Diyabetin, birçok organizmada birçok komplikasyonlara sebep olabildiğini ifade eden Turan, "En önemli komplikasyonlar, diyabet içte kalp ve damar hastalıklarına sebep olabiliyor. Kalp damarlarının tıkanmasına hatta pediferik damarların yani sadece kalp ve damar değil beyin damarlarının çevresel damarlarında tıkanmasına sebep olabiliyor, bunun dışında kronik böbrek yetmezliğinin en önemli sebeplerinden biri hem dünyada hem ülkemizde, son dönem böbrek yetmezliğinin yüzde 40'ının sebebi diyabettir. Şeker hastalığı bunun yanında körlüklere sebep olabiliyor, kronik körlüklere Retinopati dediğimiz, diyabetik Retinopati dediğimiz gözümüzün ası tabakasında damar tabakasında tıkanıklığa sebep olarak kanamalara sebep olarak körlüklere sebep oluyor, yanı sıra ayak yaralarına diyabetik yara dediğimiz ayak yaralarına sebep oluyor. Bu yaralara toplumumuzda yakalanmış kişinin çok dikkat etmesi gerekir. Ampütasyona, ayağın parmağın hatta bacağın kesilesine sebep olabiliyor. Toplumda gördüğümüz topalların yani ayak ampütasyonu vakaların tabi trafik kazaları , kaza dışı ampütasyonun çoğu diyabetik ampütasyonlardır. Bu önemli komplikasyonlardan dolayı diyabetten kaçınmamız mutlaka gerekir, tabi bunun ekonomik girdileri vardır işte sağlık girdileri sosyal girdileri vardır bunun içi çok önemli bir hastalıktır." dedi.

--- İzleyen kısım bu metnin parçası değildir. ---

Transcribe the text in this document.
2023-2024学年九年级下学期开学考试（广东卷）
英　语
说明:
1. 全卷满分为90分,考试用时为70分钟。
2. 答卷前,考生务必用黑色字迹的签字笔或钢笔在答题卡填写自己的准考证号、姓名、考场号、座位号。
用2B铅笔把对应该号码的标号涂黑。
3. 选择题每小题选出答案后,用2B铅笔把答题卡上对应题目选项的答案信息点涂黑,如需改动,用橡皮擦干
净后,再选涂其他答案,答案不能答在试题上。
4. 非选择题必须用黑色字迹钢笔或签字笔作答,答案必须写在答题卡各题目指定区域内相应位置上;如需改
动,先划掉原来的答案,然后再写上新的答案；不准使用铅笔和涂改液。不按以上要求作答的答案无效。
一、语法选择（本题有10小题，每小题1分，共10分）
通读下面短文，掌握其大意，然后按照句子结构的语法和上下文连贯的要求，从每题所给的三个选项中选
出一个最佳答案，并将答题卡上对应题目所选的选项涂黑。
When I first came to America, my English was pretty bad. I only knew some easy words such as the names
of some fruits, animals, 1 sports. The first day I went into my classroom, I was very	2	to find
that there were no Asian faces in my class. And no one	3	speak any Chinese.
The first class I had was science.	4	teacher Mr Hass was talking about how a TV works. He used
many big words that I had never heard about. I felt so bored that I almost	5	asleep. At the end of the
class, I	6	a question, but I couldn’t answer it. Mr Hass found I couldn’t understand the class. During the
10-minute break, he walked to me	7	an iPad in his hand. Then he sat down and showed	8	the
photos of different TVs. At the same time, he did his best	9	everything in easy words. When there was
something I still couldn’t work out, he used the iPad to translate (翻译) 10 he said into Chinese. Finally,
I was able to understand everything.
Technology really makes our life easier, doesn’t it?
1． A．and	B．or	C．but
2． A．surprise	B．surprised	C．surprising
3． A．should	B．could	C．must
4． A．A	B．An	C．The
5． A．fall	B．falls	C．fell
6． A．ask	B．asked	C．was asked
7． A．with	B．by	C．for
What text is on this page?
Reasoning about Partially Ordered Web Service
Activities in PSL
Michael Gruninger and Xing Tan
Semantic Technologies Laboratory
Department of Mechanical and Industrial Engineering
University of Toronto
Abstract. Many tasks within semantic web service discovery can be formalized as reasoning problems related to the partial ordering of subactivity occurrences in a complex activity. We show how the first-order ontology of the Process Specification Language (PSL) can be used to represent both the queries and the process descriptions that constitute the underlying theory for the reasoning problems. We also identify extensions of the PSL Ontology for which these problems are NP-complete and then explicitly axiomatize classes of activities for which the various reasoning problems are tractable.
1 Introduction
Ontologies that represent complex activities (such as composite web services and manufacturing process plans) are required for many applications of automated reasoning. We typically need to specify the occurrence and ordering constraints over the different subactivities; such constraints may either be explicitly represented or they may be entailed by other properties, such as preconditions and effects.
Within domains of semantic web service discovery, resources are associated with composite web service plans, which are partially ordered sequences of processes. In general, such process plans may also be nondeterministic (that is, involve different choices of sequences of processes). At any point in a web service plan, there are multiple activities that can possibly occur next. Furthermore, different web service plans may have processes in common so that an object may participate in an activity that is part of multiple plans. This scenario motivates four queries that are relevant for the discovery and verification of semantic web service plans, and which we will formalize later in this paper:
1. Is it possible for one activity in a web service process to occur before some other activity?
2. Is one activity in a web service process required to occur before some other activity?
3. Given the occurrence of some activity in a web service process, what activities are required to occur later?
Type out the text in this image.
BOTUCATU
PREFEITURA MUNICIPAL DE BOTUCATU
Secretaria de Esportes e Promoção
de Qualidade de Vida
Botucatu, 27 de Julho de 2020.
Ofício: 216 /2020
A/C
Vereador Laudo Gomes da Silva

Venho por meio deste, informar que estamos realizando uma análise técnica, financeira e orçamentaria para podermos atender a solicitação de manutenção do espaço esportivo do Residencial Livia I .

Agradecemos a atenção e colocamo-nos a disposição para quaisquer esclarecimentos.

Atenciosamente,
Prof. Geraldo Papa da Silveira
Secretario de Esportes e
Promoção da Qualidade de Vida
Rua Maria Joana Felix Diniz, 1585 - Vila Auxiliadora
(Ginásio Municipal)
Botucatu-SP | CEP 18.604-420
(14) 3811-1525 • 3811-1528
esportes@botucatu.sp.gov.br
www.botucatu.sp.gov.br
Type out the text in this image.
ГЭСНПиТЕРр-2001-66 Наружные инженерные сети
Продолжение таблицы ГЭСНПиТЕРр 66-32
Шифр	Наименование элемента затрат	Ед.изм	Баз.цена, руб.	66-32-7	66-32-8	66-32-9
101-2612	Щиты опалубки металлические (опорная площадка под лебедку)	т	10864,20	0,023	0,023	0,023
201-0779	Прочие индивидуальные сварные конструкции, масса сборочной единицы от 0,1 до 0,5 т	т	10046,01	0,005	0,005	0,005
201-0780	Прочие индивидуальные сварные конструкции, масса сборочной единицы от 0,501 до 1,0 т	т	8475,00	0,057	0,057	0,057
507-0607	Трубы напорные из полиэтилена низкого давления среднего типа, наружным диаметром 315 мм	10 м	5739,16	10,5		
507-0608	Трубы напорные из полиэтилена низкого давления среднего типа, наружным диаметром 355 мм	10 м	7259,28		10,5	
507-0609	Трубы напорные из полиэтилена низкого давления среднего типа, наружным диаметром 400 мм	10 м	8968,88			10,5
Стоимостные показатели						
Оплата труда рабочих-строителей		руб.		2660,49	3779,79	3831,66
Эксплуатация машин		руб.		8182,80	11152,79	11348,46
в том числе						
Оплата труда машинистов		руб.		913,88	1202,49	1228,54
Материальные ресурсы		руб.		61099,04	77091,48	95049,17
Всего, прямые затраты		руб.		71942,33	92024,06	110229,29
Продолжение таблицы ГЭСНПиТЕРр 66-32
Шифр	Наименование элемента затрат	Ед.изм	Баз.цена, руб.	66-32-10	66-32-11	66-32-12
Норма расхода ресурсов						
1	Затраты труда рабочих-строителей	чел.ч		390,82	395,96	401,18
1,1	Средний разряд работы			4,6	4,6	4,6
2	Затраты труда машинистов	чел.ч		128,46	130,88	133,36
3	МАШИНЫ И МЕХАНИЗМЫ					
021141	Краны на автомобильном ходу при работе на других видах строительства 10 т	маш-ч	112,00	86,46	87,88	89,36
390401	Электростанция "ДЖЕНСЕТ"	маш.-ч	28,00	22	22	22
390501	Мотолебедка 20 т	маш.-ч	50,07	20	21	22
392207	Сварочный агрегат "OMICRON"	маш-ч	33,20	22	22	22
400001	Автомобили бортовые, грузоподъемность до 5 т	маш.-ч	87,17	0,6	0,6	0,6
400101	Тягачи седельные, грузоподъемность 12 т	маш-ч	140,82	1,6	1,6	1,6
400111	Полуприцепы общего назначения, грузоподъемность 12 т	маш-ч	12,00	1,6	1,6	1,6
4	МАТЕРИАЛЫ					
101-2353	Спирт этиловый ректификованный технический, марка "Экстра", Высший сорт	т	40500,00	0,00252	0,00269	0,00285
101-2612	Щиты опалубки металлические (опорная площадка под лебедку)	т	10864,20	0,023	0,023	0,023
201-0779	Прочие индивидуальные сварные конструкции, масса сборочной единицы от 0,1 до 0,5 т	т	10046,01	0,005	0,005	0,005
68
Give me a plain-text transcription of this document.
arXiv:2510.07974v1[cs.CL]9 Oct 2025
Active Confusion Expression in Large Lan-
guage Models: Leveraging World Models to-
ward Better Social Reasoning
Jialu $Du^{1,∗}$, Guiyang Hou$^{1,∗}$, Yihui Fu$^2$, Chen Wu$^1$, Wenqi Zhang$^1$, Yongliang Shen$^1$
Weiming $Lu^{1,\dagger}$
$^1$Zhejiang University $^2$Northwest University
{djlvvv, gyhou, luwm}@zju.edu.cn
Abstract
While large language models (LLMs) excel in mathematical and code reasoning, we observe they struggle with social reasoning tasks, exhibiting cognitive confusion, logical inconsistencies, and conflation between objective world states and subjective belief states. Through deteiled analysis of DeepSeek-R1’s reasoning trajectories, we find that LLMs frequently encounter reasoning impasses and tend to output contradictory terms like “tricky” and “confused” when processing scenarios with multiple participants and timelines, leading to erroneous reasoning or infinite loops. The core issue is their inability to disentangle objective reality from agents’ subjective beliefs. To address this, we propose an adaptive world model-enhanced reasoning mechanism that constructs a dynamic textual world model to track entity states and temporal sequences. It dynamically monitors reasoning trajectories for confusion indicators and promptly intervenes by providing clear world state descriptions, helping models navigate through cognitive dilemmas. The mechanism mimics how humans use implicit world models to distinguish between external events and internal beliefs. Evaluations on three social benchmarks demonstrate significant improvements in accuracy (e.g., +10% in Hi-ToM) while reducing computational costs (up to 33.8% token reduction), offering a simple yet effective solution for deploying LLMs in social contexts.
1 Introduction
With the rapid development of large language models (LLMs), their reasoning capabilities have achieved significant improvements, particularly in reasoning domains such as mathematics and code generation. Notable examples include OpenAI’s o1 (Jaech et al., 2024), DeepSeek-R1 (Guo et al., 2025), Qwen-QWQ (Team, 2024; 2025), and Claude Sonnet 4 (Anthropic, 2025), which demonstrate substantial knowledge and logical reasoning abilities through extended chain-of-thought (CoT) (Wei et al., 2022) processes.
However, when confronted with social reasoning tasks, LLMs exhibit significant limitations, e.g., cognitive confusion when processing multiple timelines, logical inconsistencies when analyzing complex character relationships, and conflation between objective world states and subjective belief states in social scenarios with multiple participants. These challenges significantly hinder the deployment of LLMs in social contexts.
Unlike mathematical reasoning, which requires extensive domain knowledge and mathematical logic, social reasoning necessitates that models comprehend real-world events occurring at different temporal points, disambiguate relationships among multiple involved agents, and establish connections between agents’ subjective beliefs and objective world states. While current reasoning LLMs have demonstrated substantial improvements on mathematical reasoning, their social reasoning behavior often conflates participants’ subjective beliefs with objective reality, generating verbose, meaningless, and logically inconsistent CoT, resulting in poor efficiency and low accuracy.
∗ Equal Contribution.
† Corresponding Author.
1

Diyabetin birçok belirtileri olduğunu söyleyen Turan, aşırı susama hissinin, dudaklarda ve ağızlarda kuruluğun, sık idrara çıkmanın, çok yemek yemenin ya da iştahsızlığın, halsizliğin, yorgunluğun ve zayıflamanın diyanetin ana belirtileri olduğunu ifade etti.
"Diyabetin sıklığı yüzde 7,9'lardan yüzde 13'lere çıktı"
Günümüzde diyabet hastalığının arttığına işaret eden Turan, "Son 15 yıl içerisine baktığımız zaman, neredeyse dünyada ve Türkiye'de yüzde yüz oranında bir artış görüyoruz. Diyabetin sıklığı yüzde 7,9'lardan yüzde 13'lere çıktı. Bunun temel sebebinin aktivite dediğimiz hareketsizlik ve obezite (şişmanlık), bu iki faktörden korunabilirsek diyabetten de korunmuş olacağız. Yani hareketli olacağız, spor yapacağız, egzersiz yapacağız ve şişmanlamamaya özen göstereceğiz. Az ekmek tüketeceğiz, işlenmiş gıdalardan uzak durmaya çalışacağız daha doğal besleneceğiz, doğal yaşayacağız." ifadelerini kullandı.
"Diyabet hastaları diğer hastalardan daha farklı olarak günlük sporlarına özen göstermeleri gerekir"
Şeker hastalarının doktorlarına ve diyetisyenlerine uymalarını tavsiye eden Turan, "İşlenmiş şekerlerden, şeker ve hamurlu gıdalardan mümkün mertebe uzak durmalarını önertiyoruz. Beyaz ekmekten uzak durmalarını öneriyoruz, spor yapmalarını, zamanında ana ürünlerini ve ara ürünlerini almalarını, öğün atlamamalarını bunu ilaç gibi algılamalarını, aynı zamanda ilaçlarına da da özen göstermelerini, ilacını zamanında almalarını öneriyoruz. Diyabet hastaları diğer hastalardan daha farklı olarak günlük sporlarına mutlaka özen göstermeleri gerekir, bol su içmeleri gerekiyor. Hazır meyve sularından hazır gıdalardan mümkün mertebe kaçınmaları gerekiyor." dedi.
Bu çağda vatandaşların diyabet hastalığına yakalanmamaları için uyarılarda bulunan Turan, şehir yaşamının getirdiği sıkıntılardan dolayı vatandaşların mutlaka hareketsizlikten kaçınmaları gerektiğini vurguladı.
Vatandaşların mutlaka günlük spor yapmalarını, yüzme faaliyetlerine gitmelerini, bisiklet sürmelerini öneren Turan, toplumun mümkünse beyaz ekmeği azalmalarını, tatlılardan ölçülü düzeyde almalarını ve her şeyin azının yarar çoğunun zarar olduğunu belirtti. (Mehmet Çelik-İLKHA)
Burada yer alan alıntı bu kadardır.